Isso parece ser o que os senhores Bezos e Musk pretendem com seus planos para a Lua e Marte, e eles anexariam os planetas se pudessem. E Douglas Adams? Ele escreveu o Guia do Mochileiro em uma máquina de escrever manual da Hermes. Ele havia decorado aquela máquina de escrever com um adesivo. Dizia: “FIM DO APARTHEID”.
Como esses homens poderam entender tão mal esses livros? Uma pista está na ficção científica que eles parecem ignorar em grande parte: a nova onda, o afrofuturismo, a ficção científica feminista e pós-colonial, o trabalho de escritores como Margaret Atwood, Vandana Singh, Octavia Butler e Ted Chiang.

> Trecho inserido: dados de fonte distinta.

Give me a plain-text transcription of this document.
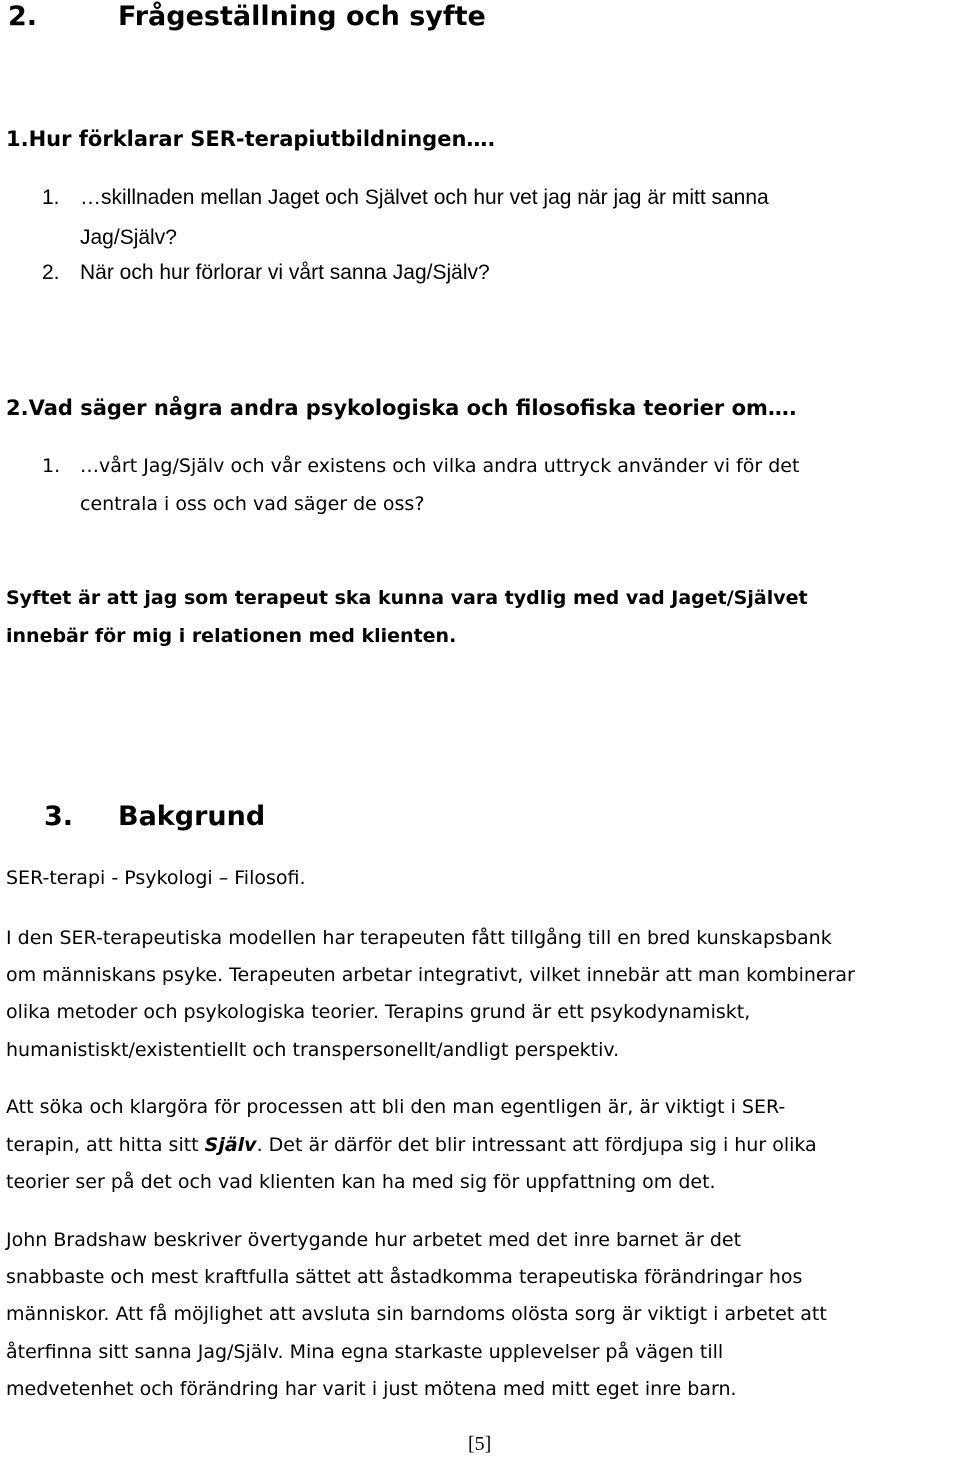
2.	Frågeställning och syfte
1.Hur förklarar SER-terapiutbildningen….
1. …skillnaden mellan Jaget och Självet och hur vet jag när jag är mitt sanna
Jag/Själv?
2. När och hur förlorar vi vårt sanna Jag/Själv?
2.Vad säger några andra psykologiska och filosofiska teorier om….
1. …vårt Jag/Själv och vår existens och vilka andra uttryck använder vi för det
centrala i oss och vad säger de oss?
Syftet är att jag som terapeut ska kunna vara tydlig med vad Jaget/Självet
innebär för mig i relationen med klienten.
3. Bakgrund
SER-terapi - Psykologi – Filosofi.
I den SER-terapeutiska modellen har terapeuten fått tillgång till en bred kunskapsbank
om människans psyke. Terapeuten arbetar integrativt, vilket innebär att man kombinerar
olika metoder och psykologiska teorier. Terapins grund är ett psykodynamiskt,
humanistiskt/existentiellt och transpersonellt/andligt perspektiv.
Att söka och klargöra för processen att bli den man egentligen är, är viktigt i SER-
terapin, att hitta sitt Själv. Det är därför det blir intressant att fördjupa sig i hur olika
teorier ser på det och vad klienten kan ha med sig för uppfattning om det.
John Bradshaw beskriver övertygande hur arbetet med det inre barnet är det
snabbaste och mest kraftfulla sättet att åstadkomma terapeutiska förändringar hos
människor. Att få möjlighet att avsluta sin barndoms olösta sorg är viktigt i arbetet att
återfinna sitt sanna Jag/Själv. Mina egna starkaste upplevelser på vägen till
medvetenhet och förändring har varit i just mötena med mitt eget inre barn.
[5]
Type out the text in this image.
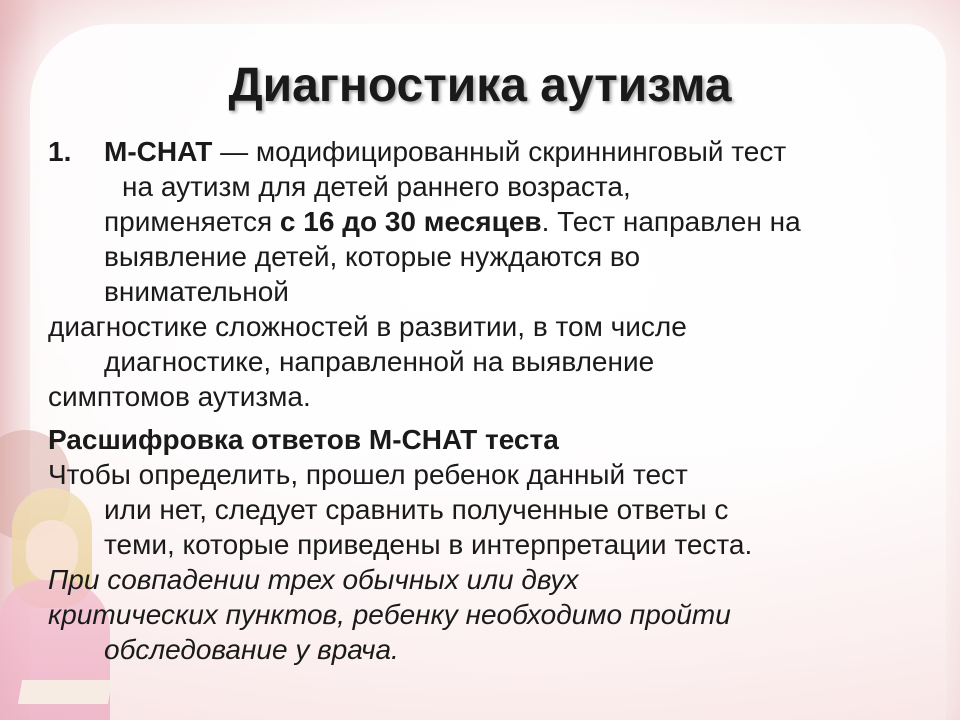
Диагностика аутизма

1. M-CHAT — модифицированный скриннинговый тест
на аутизм для детей раннего возраста,
применяется с 16 до 30 месяцев. Тест направлен на
выявление детей, которые нуждаются во
внимательной

диагностике сложностей в развитии, в том числе
диагностике, направленной на выявление

симптомов аутизма.

Расшифровка ответов M-CHAT теста

Чтобы определить, прошел ребенок данный тест
или нет, следует сравнить полученные ответы с
теми, которые приведены в интерпретации теста.

При совпадении трех обычных или двух
критических пунктов, ребенку необходимо пройти
обследование у врача.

Ursula K. LeGuin certa vez escreveu um ensaio, uma resposta a um ensaio de Virginia Woolf, sobre como o sujeito de todos os romances é o ser humano ordinário, humilde e imperfeito. Woolf a chamava de “a senhora Brown”. LeGuin pensava que a ficção científica de meados do século (como a de Isaac Asimov e Robert Heinlein, outros dois outros escritores muito admirados por Musk e Bezos) havia se esquecido da senhora Brown. Ela estava preocupada que esta versão de ficção científica parecia estar “presa para sempre dentro de nossas grandes e reluzentes naves espaciais, lançando-se a toda velocidade pela galáxia”, naves que ela descreveu como “capazes de conter capitães heroicos em uniformes preto e prata” e “capazes de explodir em pedaços outras naves hostis com seus canhões de raios apocalípticos e holocaústicos, e de levar dezenas de colonos da Terra para mundos desconhecidos” e, finalmente, “naves capazes de qualquer coisa, absolutamente qualquer coisa, exceto uma: levar a senhora Brown como passageira”.
O futuro imaginado pelo muskismo e pelo metaverso (os mundos reais e virtuais que os tecnobilionários constroem) também não pode ter a senhora Brown em suas fileiras. Ao interpretar mal a história e a ficção, nem sequer consegue imaginá-la. Acho que alguém deveria fazer um decalque. Eu poderia dizer: “SAIA DO METAVERSO”.